Caledonia took pride having one of the best markets for raw furs in southern Minnesota, according to the Caledonia Journal in 1911. Houston County native Dell Stewart, launched his fur-buying business about 1899 and was well known by every trapper and hunter in the county. He paid the same commission price as would any fur house. He was credited with always giving “a man a square deal.”
But it was not always “a man” manning traps, according to Josephine “Josie” Gavin, who at a young age, learned her way around Root River Valley fauna from her father, Joseph Lorenz. She recalled a wide variety of wildlife except for whitetail deer, which were just making a comeback in southeast Minnesota in the late 1930s and ‘40s. With all the area having been settled, the deer were no longer a major food source – replaced by farm-raised pigs, chickens, cattle, ducks and geese.
Family farmers took on odd jobs to make a little extra money. Her father hauled cattle in a 1928 truck and sharpened crosscut saws for $2.50. He also hunted racoons and squirrels in addition to trapping muskrats and mink in season. When Josie and her siblings were able to participate, he taught them to fish the Old Root River and set lines for catfish in the New Root River.
“Trapping was more exciting than hunting,” she related. “You never knew what might be in the trap. It could be a muskrat, mink, ferret or a chicken hawk that got too nosey if the trap was not properly submerged. We usually carried the rifle in case we got a mink. Mink are mean creatures when they are in a trap; muskrats are more benign.”
Trapping began with cleaning the traps and testing them to make sure they would spring, even when triggered by very little weight on them. The muskrat season lasted about a month, starting in early November when it was cold enough for ice to form on the Old Root River. Her father usually accompanied the kids on the season’s first trap-setting excursion. “He could spot the most-used runways more quickly than we could,” she added.
In the runways, they set traps in about four-inches of water with the stake holding the trap in deeper water. “That way, the rat would drown quickly and not be frozen in so tight that we couldn’t get it out.”
The children always wore warm clothing and took large, heavy rubber gloves to wear while setting traps in the near-freezing water or pulling the trap out.

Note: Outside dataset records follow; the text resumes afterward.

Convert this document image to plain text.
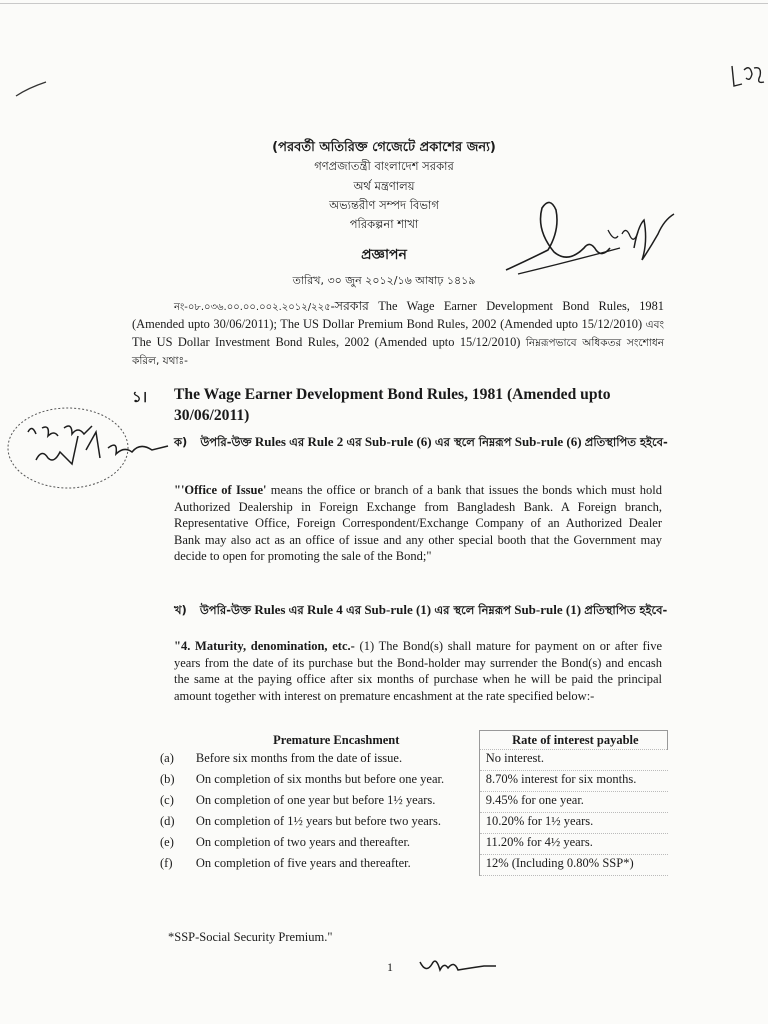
(পরবর্তী অতিরিক্ত গেজেটে প্রকাশের জন্য)
গণপ্রজাতন্ত্রী বাংলাদেশ সরকার
অর্থ মন্ত্রণালয়
অভ্যন্তরীণ সম্পদ বিভাগ
পরিকল্পনা শাখা
প্রজ্ঞাপন
তারিখ, ৩০ জুন ২০১২/১৬ আষাঢ় ১৪১৯
নং-০৮.০৩৬.০০.০০.০০২.২০১২/২২৫-সরকার The Wage Earner Development Bond Rules, 1981 (Amended upto 30/06/2011); The US Dollar Premium Bond Rules, 2002 (Amended upto 15/12/2010) এবং The US Dollar Investment Bond Rules, 2002 (Amended upto 15/12/2010) নিম্নরূপভাবে অধিকতর সংশোধন করিল, যথাঃ-
১। The Wage Earner Development Bond Rules, 1981 (Amended upto 30/06/2011)
ক) উপরি-উক্ত Rules এর Rule 2 এর Sub-rule (6) এর স্থলে নিম্নরূপ Sub-rule (6) প্রতিস্থাপিত হইবে-
"'Office of Issue' means the office or branch of a bank that issues the bonds which must hold Authorized Dealership in Foreign Exchange from Bangladesh Bank. A Foreign branch, Representative Office, Foreign Correspondent/Exchange Company of an Authorized Dealer Bank may also act as an office of issue and any other special booth that the Government may decide to open for promoting the sale of the Bond;"
খ) উপরি-উক্ত Rules এর Rule 4 এর Sub-rule (1) এর স্থলে নিম্নরূপ Sub-rule (1) প্রতিস্থাপিত হইবে-
"4. Maturity, denomination, etc.- (1) The Bond(s) shall mature for payment on or after five years from the date of its purchase but the Bond-holder may surrender the Bond(s) and encash the same at the paying office after six months of purchase when he will be paid the principal amount together with interest on premature encashment at the rate specified below:-
	Premature Encashment	Rate of interest payable
(a)	Before six months from the date of issue.	No interest.
(b)	On completion of six months but before one year.	8.70% interest for six months.
(c)	On completion of one year but before 1½ years.	9.45% for one year.
(d)	On completion of 1½ years but before two years.	10.20% for 1½ years.
(e)	On completion of two years and thereafter.	11.20% for 4½ years.
(f)	On completion of five years and thereafter.	12% (Including 0.80% SSP*)
*SSP-Social Security Premium."
1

Sometimes the rubber gloves “sprung a leak,” and “the one sticking his hand in the freezing water went home mighty cold!”
After the first setting, Josie’s year-younger brother was her trapping partner. They usually checked traps about 6 a.m. and then again after school, intentionally before it became dark. In the early-morning darkness, they usually carried a flashlight, used only when necessary. “Batteries were expensive.”

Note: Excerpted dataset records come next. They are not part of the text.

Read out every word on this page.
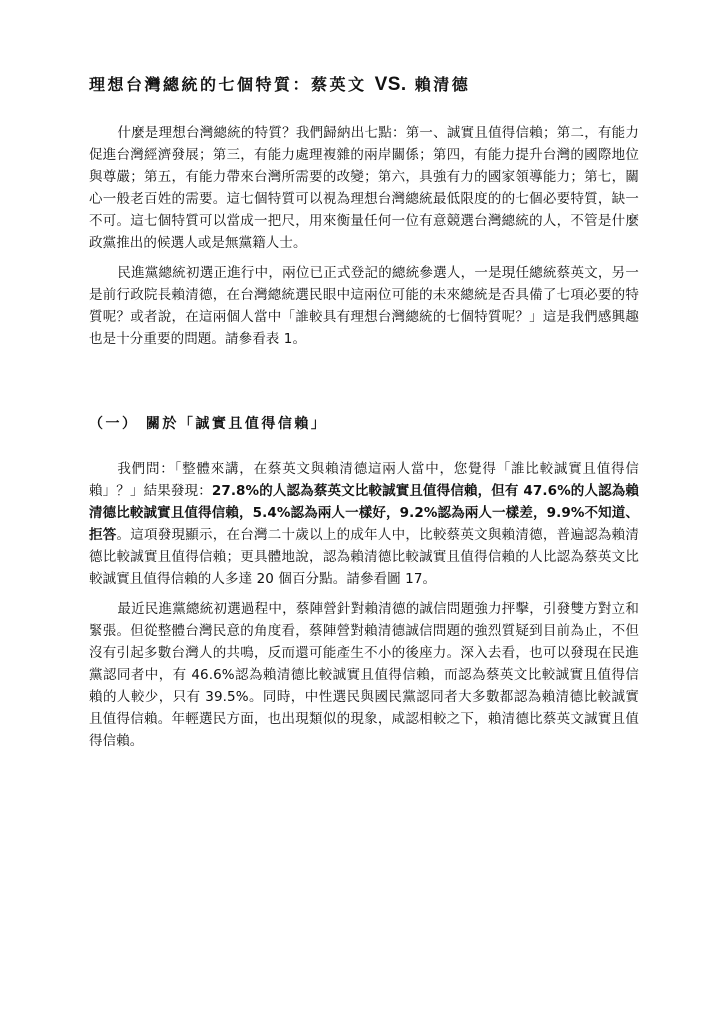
理想台灣總統的七個特質：蔡英文 VS. 賴清德

什麼是理想台灣總統的特質？我們歸納出七點：第一、誠實且值得信賴；第二，有能力促進台灣經濟發展；第三，有能力處理複雜的兩岸關係；第四，有能力提升台灣的國際地位與尊嚴；第五，有能力帶來台灣所需要的改變；第六，具強有力的國家領導能力；第七，關心一般老百姓的需要。這七個特質可以視為理想台灣總統最低限度的的七個必要特質，缺一不可。這七個特質可以當成一把尺，用來衡量任何一位有意競選台灣總統的人，不管是什麼政黨推出的候選人或是無黨籍人士。

民進黨總統初選正進行中，兩位已正式登記的總統參選人，一是現任總統蔡英文，另一是前行政院長賴清德，在台灣總統選民眼中這兩位可能的未來總統是否具備了七項必要的特質呢？或者說，在這兩個人當中「誰較具有理想台灣總統的七個特質呢？」這是我們感興趣也是十分重要的問題。請參看表 1。

（一） 關於「誠實且值得信賴」

我們問：「整體來講，在蔡英文與賴清德這兩人當中，您覺得「誰比較誠實且值得信賴」？」結果發現：27.8%的人認為蔡英文比較誠實且值得信賴，但有 47.6%的人認為賴清德比較誠實且值得信賴，5.4%認為兩人一樣好，9.2%認為兩人一樣差，9.9%不知道、拒答。這項發現顯示，在台灣二十歲以上的成年人中，比較蔡英文與賴清德，普遍認為賴清德比較誠實且值得信賴；更具體地說，認為賴清德比較誠實且值得信賴的人比認為蔡英文比較誠實且值得信賴的人多達 20 個百分點。請參看圖 17。

最近民進黨總統初選過程中，蔡陣營針對賴清德的誠信問題強力抨擊，引發雙方對立和緊張。但從整體台灣民意的角度看，蔡陣營對賴清德誠信問題的強烈質疑到目前為止，不但沒有引起多數台灣人的共鳴，反而還可能產生不小的後座力。深入去看，也可以發現在民進黨認同者中，有 46.6%認為賴清德比較誠實且值得信賴，而認為蔡英文比較誠實且值得信賴的人較少，只有 39.5%。同時，中性選民與國民黨認同者大多數都認為賴清德比較誠實且值得信賴。年輕選民方面，也出現類似的現象，咸認相較之下，賴清德比蔡英文誠實且值得信賴。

Their father skinned the muskrats as soon as possible and then turned the hides inside out and pulled them onto a board to stretch them. “That way, the skin or hide could dry a little and not rot if the weather got warm.” He had pre-cut scraps of lumber about the size of a muskrat.
A muskrat hide brought anywhere from $1.50 for smaller ones up to $3.50 for larger ones. A 30-muskrat season was good. “Once, we caught a very black mink, and that one brought $60! A lot of money in the ‘40s when we could buy a pair of shoes for $2. We kept busy and got praised to high heaven for being “good little trappers” – with a lot of coaching.”
Josie (1933-2020) would later become a mother of six. Her obituary read, “She learned early on that to be with family, it was going to involve outdoor activities”… “She took all the grandkids fishing as often as possible”… “She was one of the first females to hunt with an all-male, deer-hunting party in the late 1960s”… “She even won a local turkey-calling contest”… “She prepared a wild game feast with pheasant, duck, venison and a variety of animals that shouldn’t have been cooked.”